Cells form a tree — each cell has at most one parent — that chains toward running as one notebook.

  • The orange + on a cell’s lower edge: click it to spawn a child cell beneath, or drag from it to wire up the tree. While dragging, a Bézier follows your pointer; drop it onto another cell to make that cell a child, or onto empty board to spawn a fresh child there.
  • The drop target highlights green (valid) or red (would create a cycle — cycles are disallowed).
  • Remove a link by hovering anywhere along a connector: an × appears at its midpoint; click it to detach the child (it becomes a new root).
Several code cells chained into a tree with Bézier connectors, one cell branching into two children
Cells chain into a tree — one parent can branch into several children.

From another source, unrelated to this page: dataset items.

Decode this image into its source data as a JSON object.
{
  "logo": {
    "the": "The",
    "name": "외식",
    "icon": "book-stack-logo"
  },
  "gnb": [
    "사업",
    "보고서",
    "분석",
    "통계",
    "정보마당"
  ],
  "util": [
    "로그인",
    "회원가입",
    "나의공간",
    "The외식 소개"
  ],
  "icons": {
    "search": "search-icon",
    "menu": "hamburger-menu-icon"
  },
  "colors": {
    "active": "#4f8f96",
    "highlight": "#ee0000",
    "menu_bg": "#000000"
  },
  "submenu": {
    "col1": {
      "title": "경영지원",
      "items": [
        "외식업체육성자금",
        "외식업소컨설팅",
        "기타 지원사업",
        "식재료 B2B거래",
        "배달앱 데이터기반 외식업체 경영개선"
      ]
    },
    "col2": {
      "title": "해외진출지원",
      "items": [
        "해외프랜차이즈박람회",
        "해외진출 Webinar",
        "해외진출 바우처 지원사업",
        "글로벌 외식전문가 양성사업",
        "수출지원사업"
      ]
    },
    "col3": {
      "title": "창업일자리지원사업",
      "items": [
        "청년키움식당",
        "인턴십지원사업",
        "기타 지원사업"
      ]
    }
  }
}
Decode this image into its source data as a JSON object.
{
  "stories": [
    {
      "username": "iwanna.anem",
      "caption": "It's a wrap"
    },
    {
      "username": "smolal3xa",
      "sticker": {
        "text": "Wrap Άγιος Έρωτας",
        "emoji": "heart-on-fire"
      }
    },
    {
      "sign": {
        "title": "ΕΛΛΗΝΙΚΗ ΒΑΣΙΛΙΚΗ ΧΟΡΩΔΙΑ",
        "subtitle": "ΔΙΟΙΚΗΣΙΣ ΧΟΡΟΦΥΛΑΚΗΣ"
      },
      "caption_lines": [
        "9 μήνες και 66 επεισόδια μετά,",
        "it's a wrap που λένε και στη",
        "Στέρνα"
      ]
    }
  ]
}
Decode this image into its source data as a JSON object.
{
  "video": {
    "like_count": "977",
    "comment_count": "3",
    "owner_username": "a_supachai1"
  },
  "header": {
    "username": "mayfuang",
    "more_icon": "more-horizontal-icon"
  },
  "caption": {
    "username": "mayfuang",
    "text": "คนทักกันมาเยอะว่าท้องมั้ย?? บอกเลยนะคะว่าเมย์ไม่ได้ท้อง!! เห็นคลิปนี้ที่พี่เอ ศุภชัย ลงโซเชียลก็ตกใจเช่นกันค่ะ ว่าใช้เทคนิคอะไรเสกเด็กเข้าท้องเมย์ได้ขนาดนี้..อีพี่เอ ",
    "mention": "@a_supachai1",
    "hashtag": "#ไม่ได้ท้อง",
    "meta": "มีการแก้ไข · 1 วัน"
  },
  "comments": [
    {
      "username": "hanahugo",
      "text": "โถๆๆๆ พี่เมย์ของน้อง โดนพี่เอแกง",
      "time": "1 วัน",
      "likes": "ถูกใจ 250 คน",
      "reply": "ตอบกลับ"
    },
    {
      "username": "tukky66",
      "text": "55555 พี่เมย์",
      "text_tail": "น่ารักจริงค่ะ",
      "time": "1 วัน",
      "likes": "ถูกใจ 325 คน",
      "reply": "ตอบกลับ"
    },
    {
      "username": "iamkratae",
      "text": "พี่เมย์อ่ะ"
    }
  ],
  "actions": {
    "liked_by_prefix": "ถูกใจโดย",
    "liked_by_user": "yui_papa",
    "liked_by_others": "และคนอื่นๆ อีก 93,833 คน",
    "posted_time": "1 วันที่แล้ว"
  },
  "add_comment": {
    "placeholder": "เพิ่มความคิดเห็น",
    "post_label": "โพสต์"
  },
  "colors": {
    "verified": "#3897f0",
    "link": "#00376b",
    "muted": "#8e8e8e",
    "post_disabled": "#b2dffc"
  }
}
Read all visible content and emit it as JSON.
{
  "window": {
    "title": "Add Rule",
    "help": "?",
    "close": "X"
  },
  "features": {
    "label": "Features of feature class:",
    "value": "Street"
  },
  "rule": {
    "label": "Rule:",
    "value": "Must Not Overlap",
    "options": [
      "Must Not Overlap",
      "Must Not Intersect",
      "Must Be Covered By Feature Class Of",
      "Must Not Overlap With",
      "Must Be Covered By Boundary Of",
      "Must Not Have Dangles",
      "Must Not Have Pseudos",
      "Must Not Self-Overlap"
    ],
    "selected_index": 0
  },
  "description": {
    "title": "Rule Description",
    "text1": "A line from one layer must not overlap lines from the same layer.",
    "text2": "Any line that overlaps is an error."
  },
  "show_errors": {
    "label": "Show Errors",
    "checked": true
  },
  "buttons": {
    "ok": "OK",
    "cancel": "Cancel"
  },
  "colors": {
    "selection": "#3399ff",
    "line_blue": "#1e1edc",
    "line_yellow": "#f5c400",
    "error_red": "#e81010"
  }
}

Linked data (sheets and images)

Code cells can pull in spreadsheets and images from the board as data, without any file wrangling:

  • Spreadsheets. Every spreadsheet has its own orange +: click it to spawn a code cell that already reads the sheet, or drag from it onto an existing cell to link the sheet in. Before the cell runs, each linked sheet — and any inherited from an ancestor cell — is converted to .xlsx and written into the kernel, then exposed via an auto-injected SHEETS dict (name → path), so you can pd.read_excel(SHEETS["…"]).
  • Images. Drag an image’s orange + onto a code cell to link it as data (a plain click still opens the transform dialog). Linked images — and any inherited from an ancestor — are written into the kernel and exposed via an auto-injected IMAGES dict (image1, image2, … → path), so you can PIL.Image.open(IMAGES["image1"]).

Links show as a green connector with the same hover-to-remove ×, and the data is re-materialized on every run, so the kernel always sees the current contents. (Both work with the in-browser kernel.)

Branch execution

A cell can have multiple children (a branch). The semantics:

  • Numbering is a cell’s depth in its tree (root = [1]). Each root→leaf path reads [1], [2], [3]…, so siblings at the same level share a number.
  • ▶▶ fast-forward runs from the clicked cell downward through its subtree (it does not re-run ancestors), continuing from the live interactive kernel state. At each branch, sibling subtrees fork their own namespace so independent “what-if” branches can’t pollute each other.
  • Stop-on-error halts the failing branch at the erroring cell; the remaining branches still run.
  • Export captures the lineage that produced a cell (root → that cell).